A Boeing 727 is intentionally crashed to see what happens during a crash. There were some fatalities towards the front of the aircraft with the ones having the biggest survival rate sitting towards the back.

What exactly happens to the human body upon impact when a plane hits the ground?

It depends on many factors:

  • Impact speed of the aircraft- with a low speed of impact, less human damage can be expected.
  • Angle of crash trajectory – the steeper the angle of impact, the greater human damage will occur.
  • Type of aircraft – the smaller the aircraft, the fewer humans will be damaged severely.
  • Size of aircraft – the larger the aircraft the more likely more humans will be involved.
  • Quantity and type of fuel on board – aviation petroleum is more likely to cause fire than is aviation kerosene and it burns at a higher temperature.
  • Type of terrain where crash occurred – flat, hilly, mountainous has an different effect on human bodies within a crashing aircraft.
  • Availability of services at crash site – if crash occurs at an airport and emergency services are forewarned, human damage is likely (hopefully) limited.

The worst possible scenario would be when the aircraft comes apart in mid-air. In this event, wings fall off, the tailplane tears off the fuselage rear end initiating explosive decompression, seats are individually and by row ejected through tears in the fuselage, the internal furniture is torn from the hull and fills the remainder of the hull with rapidly moving jagged pieces of plastic and glass. There may be fire, although at this stage that becomes an irrelevancy. Passengers are either catapulted out of the aircraft, sucked out of their seats or left pinned to the inside of what remains of the fuselage. The pieces that were, seconds ago, a sophisticated passenger aircraft flying at 35,000 feet at 550 mph (885 kph) are now increasingly smaller pieces still travelling at speed but with an increasing downward movement. Three and a third minutes later when the first of the pieces hit the ground, they invariably embed themselves in the earth although large flat pieces of fuselage skin may take many minutes longer to impact the ground literally floating through the air to make soft contact.
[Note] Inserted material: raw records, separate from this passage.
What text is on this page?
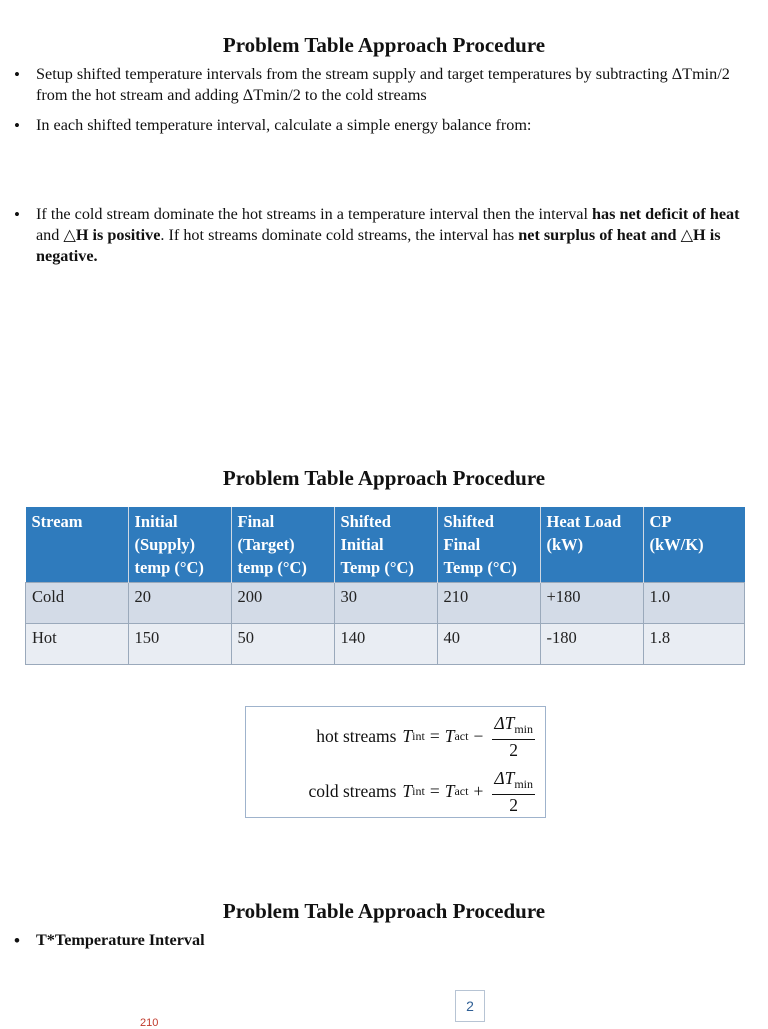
Problem Table Approach Procedure
• Setup shifted temperature intervals from the stream supply and target temperatures by subtracting ΔTmin/2 from the hot stream and adding ΔTmin/2 to the cold streams
• In each shifted temperature interval, calculate a simple energy balance from:
• If the cold stream dominate the hot streams in a temperature interval then the interval has net deficit of heat and △H is positive. If hot streams dominate cold streams, the interval has net surplus of heat and △H is negative.
Problem Table Approach Procedure
Stream	Initial
(Supply)
temp (°C)	Final
(Target)
temp (°C)	Shifted
Initial
Temp (°C)	Shifted
Final
Temp (°C)	Heat Load
(kW)	CP
(kW/K)
Cold	20	200	30	210	+180	1.0
Hot	150	50	140	40	-180	1.8
hot streams T int = T act − $\frac{\Delta T_{min}}{2}$
cold streams T int = T act + $\frac{\Delta T_{min}}{2}$
Problem Table Approach Procedure
• T*Temperature Interval
210
2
The passengers will also fall towards the earth at gut-wrenching speed and for those still alive perhaps a sudden heart attack may distract them from the next 198 seconds of travel. When the human body impacts the ground it has to transfer the kinetic energy it has accumulated to somewhere and as the ground will not usually accept such a sudden and vast amount of energy, the falling body has to absorb it all. Imagine a human being sitting on a car roof which car is then accelerated to 120 mph and directed to impact an immovable object. Bones would shatter, flesh would peel off those bones, internal organs would flatten instantly, spilling blood through ruptured skin. The head would resemble a squashed pumpkin coloured red and grey and any limbs identifiable as such would be skewed at odd angles and probably truncated. Once seen, the memory is with you for life!

If a fire or an explosion occurs, double the horror. Truncated limbs and smashed bones are just the beginning – add fire and a human’s exposure to it and you need to employ DNA analysis to discover which piece belongs to which person and those pieces may be spread over several square miles. When searching for human remains, remember to keep looking up because many parts will festoon trees, bushes, power lines, roofs and birds nests.

Those normal people who have been exposed to the rescue (that’s what picking up the pieces is called), analysis and recovery (of aircraft pieces), often develop PTSD in later life reliving this and other similar experiences.